As smartphones take several steps beyond their uses as pedometers, calorie counters or heartbeat trackers, (and did I mention phones?) their use becomes more and more relevant to the older set. For instance, according to Shwetak Patel, engineering professor at the University of Washington, mobile devices and tablets are becoming tools for diagnosis of illness.
“You can use the microphone to diagnose asthma, COPD (chronic obstructive pulmonary disorder),” Mr. Patel said. “With these enabling technologies, you can manage chronic diseases outside of the clinic and with a non-invasive clinical tool.”
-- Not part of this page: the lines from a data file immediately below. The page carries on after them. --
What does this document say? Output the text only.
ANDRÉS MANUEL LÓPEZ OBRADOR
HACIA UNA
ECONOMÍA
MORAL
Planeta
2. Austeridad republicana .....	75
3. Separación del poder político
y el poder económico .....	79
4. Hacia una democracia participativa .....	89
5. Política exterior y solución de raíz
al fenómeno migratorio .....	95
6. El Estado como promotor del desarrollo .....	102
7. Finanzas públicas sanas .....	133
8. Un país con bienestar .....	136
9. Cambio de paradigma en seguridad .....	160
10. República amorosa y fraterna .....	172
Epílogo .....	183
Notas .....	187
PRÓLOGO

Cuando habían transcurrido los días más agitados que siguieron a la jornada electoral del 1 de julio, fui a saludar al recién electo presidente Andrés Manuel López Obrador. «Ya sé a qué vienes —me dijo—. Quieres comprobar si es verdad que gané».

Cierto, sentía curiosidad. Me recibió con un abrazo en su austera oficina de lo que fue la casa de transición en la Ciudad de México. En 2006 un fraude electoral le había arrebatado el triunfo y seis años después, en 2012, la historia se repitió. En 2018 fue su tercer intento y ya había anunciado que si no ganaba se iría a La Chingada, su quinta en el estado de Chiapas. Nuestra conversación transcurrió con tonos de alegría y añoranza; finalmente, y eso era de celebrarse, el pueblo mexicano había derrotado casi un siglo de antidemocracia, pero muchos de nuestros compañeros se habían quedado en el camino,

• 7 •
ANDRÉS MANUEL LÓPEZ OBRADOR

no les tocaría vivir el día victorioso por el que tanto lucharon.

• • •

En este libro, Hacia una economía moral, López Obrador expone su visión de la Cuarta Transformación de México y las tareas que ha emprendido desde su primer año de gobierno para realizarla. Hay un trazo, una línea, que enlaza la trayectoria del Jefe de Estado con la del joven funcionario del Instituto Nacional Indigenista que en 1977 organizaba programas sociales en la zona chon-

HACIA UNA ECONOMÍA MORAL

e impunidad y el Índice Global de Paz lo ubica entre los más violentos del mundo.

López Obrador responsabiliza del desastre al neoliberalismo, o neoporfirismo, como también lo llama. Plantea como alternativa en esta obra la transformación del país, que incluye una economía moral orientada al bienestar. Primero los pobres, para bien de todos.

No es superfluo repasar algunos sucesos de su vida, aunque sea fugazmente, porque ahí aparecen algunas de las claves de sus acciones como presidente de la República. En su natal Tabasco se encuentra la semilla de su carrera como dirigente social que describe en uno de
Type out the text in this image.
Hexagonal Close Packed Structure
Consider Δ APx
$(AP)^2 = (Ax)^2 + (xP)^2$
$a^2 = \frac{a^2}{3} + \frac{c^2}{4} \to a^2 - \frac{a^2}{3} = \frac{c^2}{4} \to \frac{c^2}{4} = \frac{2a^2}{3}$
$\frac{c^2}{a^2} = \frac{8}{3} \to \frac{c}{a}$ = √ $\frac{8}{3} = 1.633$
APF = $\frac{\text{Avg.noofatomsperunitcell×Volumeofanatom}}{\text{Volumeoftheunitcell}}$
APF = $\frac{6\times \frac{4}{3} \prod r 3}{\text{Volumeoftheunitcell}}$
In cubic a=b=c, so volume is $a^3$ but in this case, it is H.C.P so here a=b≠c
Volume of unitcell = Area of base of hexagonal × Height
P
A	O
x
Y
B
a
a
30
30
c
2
Blood disorders such as iron and hemoglobin deficiency can be diagnosed non-invasively. “You put your finger over the camera flash and it gives you a result that shows the level of hemoglobin in the blood.”
The app, called HemaApp was shown to give similar results to non-smartphone devices for measuring hemoglobin without the annoying prick of a needle. The app is awaiting approval by the Food and Drug Administration for more widespread use.
Osteoporosis is another illness smartphones can be used to diagnose. The patient simply holds the phone with the app turned on, taps his elbow and the device gets to work.
“Your phone’s motion picture sensor picks up the resonances that are generated,” Mr. Patel said. “If there is a reduction in density of the bone, the frequency changes, which is the same as you will have in an osteoporosis bone.”
These apps allow patients to better manage their own care, minimize the requirement for seniors to travel to doctor’s offices, increases convenience and efficiency while lowering overall health care costs.
“Our tool becomes a personal support system,” said Elizabeth Mynatt, professor at the Georgia Institute of Technology. “They can interact to get day-to-day advice.”
Research has shown this approach “changes dramatically their behavior.”